Flow cytometry. Triple-color flow cytometric analysis was performed by using an Epics-XL flow cytometer (Beckman Coulter). To identify Tregs, lymphocytes were gated on the basis of forward vs. side scatter profile followed by gating of CD4+ T-cells. CD4+ cells were then analyzed for CD25 and FoxP3 expression. Stringent gating criteria were used, setting gates at the 0.5% level of the respective isotype control to identify cells positive for Treg markers (Figure 1). Previously, we reported that the average percentage of CD4+FoxP3+ Tregs in healthy volunteers was 0.63% (10). Thus, percentages of CD4+FoxP3+ Tregs greater than 0.63% before chemotherapy, were defined as high.
Patient characteristics.
Statistical analysis. All data are shown as the mean±standard error (SE). Comparisons between data before chemotherapy and after chemotherapy were performed by using Student's two-tailed t-test for paired samples. A p-value of less than 0.05 was defined as statistically significant. The statistical analysis was performed with Microsoft Office Excel 2007 (Microsoft Corporation, Redmond, WA, USA).
Results
The flow cytometry data are presented in Table II and Table III.

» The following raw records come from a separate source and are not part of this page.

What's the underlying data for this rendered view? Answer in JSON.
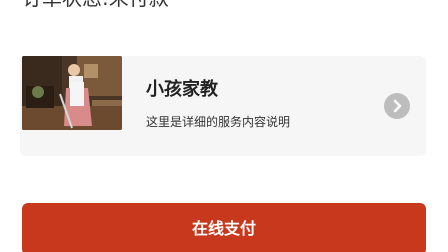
{
  "order": {
    "status_text": "订单状态:未付款"
  },
  "service_card": {
    "title": "小孩家教",
    "description": "这里是详细的服务内容说明",
    "thumbnail_icon": "photo-housekeeping",
    "arrow_icon": "chevron-right-icon"
  },
  "actions": {
    "pay_label": "在线支付",
    "pay_color": "#c8381c"
  }
}
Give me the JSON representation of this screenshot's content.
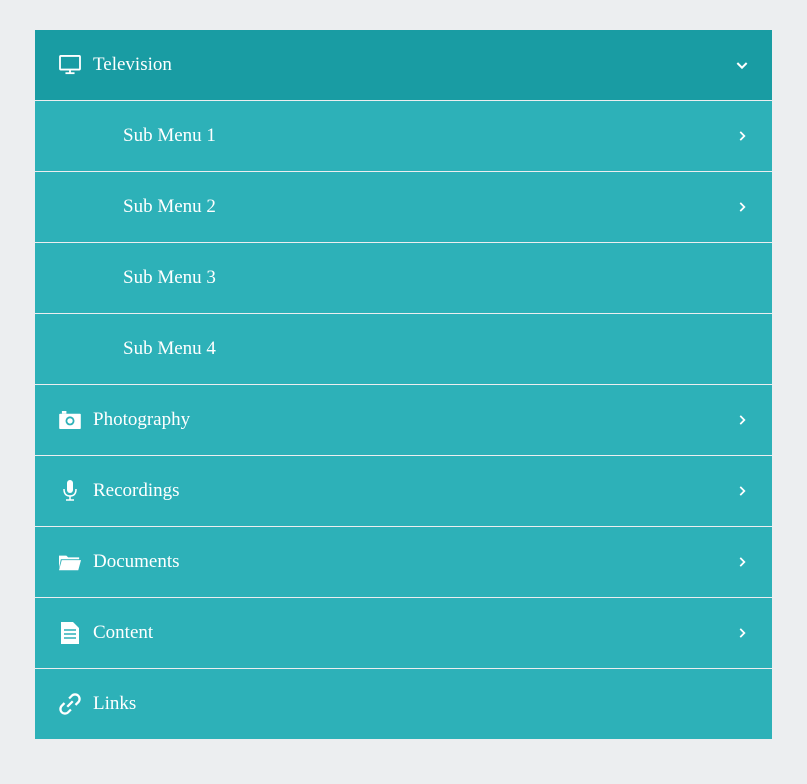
{
  "menu": {
    "items": [
      {
        "label": "Television",
        "icon": "tv-icon",
        "expanded": true,
        "hasChevron": true,
        "children": [
          {
            "label": "Sub Menu 1",
            "hasChevron": true
          },
          {
            "label": "Sub Menu 2",
            "hasChevron": true
          },
          {
            "label": "Sub Menu 3",
            "hasChevron": false
          },
          {
            "label": "Sub Menu 4",
            "hasChevron": false
          }
        ]
      },
      {
        "label": "Photography",
        "icon": "camera-icon",
        "hasChevron": true
      },
      {
        "label": "Recordings",
        "icon": "microphone-icon",
        "hasChevron": true
      },
      {
        "label": "Documents",
        "icon": "folder-open-icon",
        "hasChevron": true
      },
      {
        "label": "Content",
        "icon": "file-text-icon",
        "hasChevron": true
      },
      {
        "label": "Links",
        "icon": "link-icon",
        "hasChevron": false
      }
    ]
  }
}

In the FOLFOX group, lymphocyte numbers were unchanged 7 days after chemotherapy (Table II). On the other hand, in the FOLFIRI group, lymphocyte numbers decreased after chemotherapy. In both groups, the percentages of CD4+ cells did not change after chemotherapy (Tables II and III). The percentage and number of FoxP3+ Tregs in CD4+ cells (CD4+FoxP3+ Tregs) was somewhat reduced after FOLFOX administration, but the decrease was not statistically significant (Figure 2a and b).
In the FOLFIRI group, the percentage of CD4+FoxP3+ Tregs was significantly lower after chemotherapy (pre-chemotherapy vs. post-chemotherapy: 1.44±0.38 vs. 0.91±0.24, p=0.024). The number of CD4+FoxP3+ Tregs was also slightly reduced (pre vs. post: 7.80±2.46/mm3 vs. 4.55±1.27/mm3, p=0.077) (Figure 3a and b).
Triple-color flow cytometry was performed. To identify Tregs, lymphocytes were gated on the basis of a forward vs. side scatter profile followed by gating of CD4+ T-cells. A stringent gating criterion was used, setting gates at the 0.5% level of the respective isotype control to identify cells positive for Treg cell markers.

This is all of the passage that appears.